Daily Search Count (left column) – bar chart for the past 14 days of search tool requests.
Daily Fetch Count (right column) – bar chart for the past 14 days of fetch tool requests.
Tooltips reveal the display label (e.g., Sep 17), raw count, and ISO date key.

Data is stored in JSON and can be safely externalized for long-term tracking. Existing totals in the legacy integer-only format are automatically migrated during the first write.
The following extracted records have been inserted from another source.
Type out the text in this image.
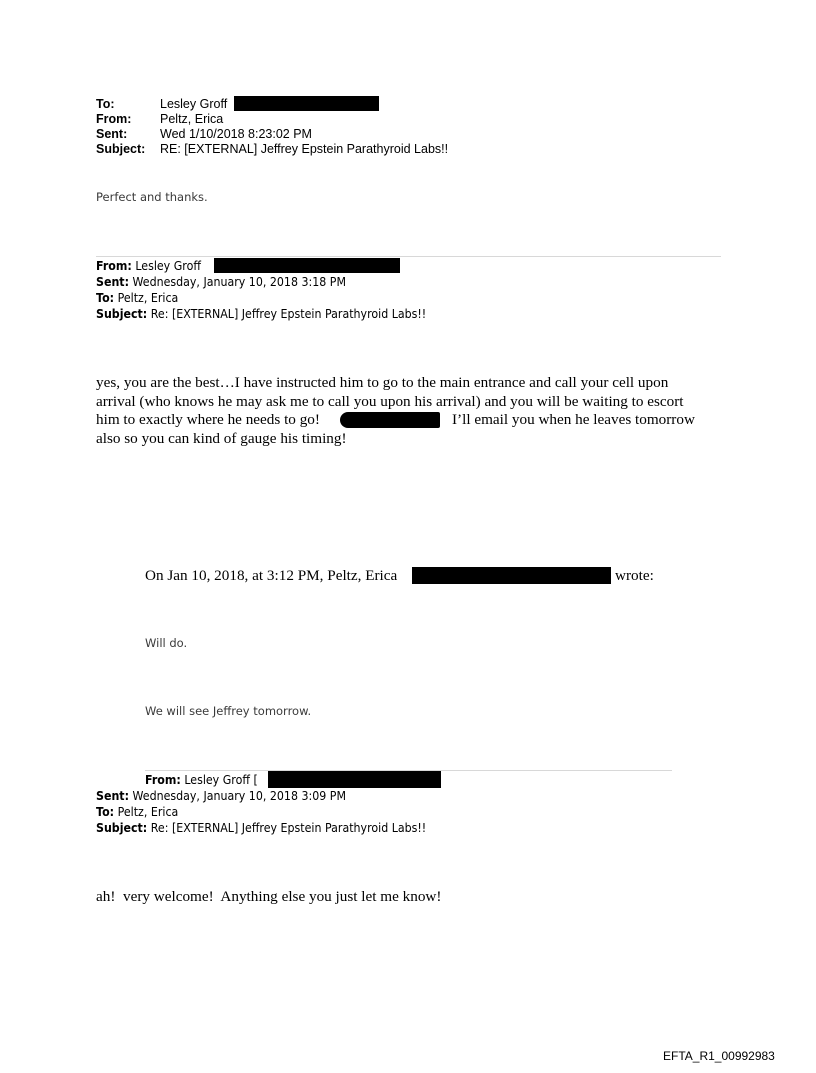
To:	Lesley Groff
From: Peltz, Erica
Sent:	Wed 1/10/2018 8:23:02 PM
Subject: RE: [EXTERNAL] Jeffrey Epstein Parathyroid Labs!!
Perfect and thanks.
From: Lesley Groff
Sent: Wednesday, January 10, 2018 3:18 PM
To: Peltz, Erica
Subject: Re: [EXTERNAL] Jeffrey Epstein Parathyroid Labs!!
yes, you are the best…I have instructed him to go to the main entrance and call your cell upon
arrival (who knows he may ask me to call you upon his arrival) and you will be waiting to escort
him to exactly where he needs to go!	I’ll email you when he leaves tomorrow
also so you can kind of gauge his timing!
On Jan 10, 2018, at 3:12 PM, Peltz, Erica	wrote:
Will do.
We will see Jeffrey tomorrow.
From: Lesley Groff [
Sent: Wednesday, January 10, 2018 3:09 PM
To: Peltz, Erica
Subject: Re: [EXTERNAL] Jeffrey Epstein Parathyroid Labs!!
ah!  very welcome!  Anything else you just let me know!
EFTA_R1_00992983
Rate Limiting & Error Handling

Global moving-window limit of 360 requests per hour shared across both tools (powered by limits).
Standardized error payloads for missing parameters, invalid URLs, Serper issues, HTTP failures, and rate-limit hits, each preserving analytics increments.

Troubleshooting

SERPER_API_KEY is not set – export the key in the environment where the server runs.
Rate limit exceeded – pause requests or reduce client concurrency.
Empty extraction – some sites block bots; try another URL.
Storage permissions – ensure the chosen data directory is writable; adjust ANALYTICS_DATA_DIR if necessary.

Licensing & Contributions

Feel free to fork and adapt for your MCP workflows. Contributions are welcome—open a PR or issue with proposed analytics enhancements, additional tooling, or documentation tweaks.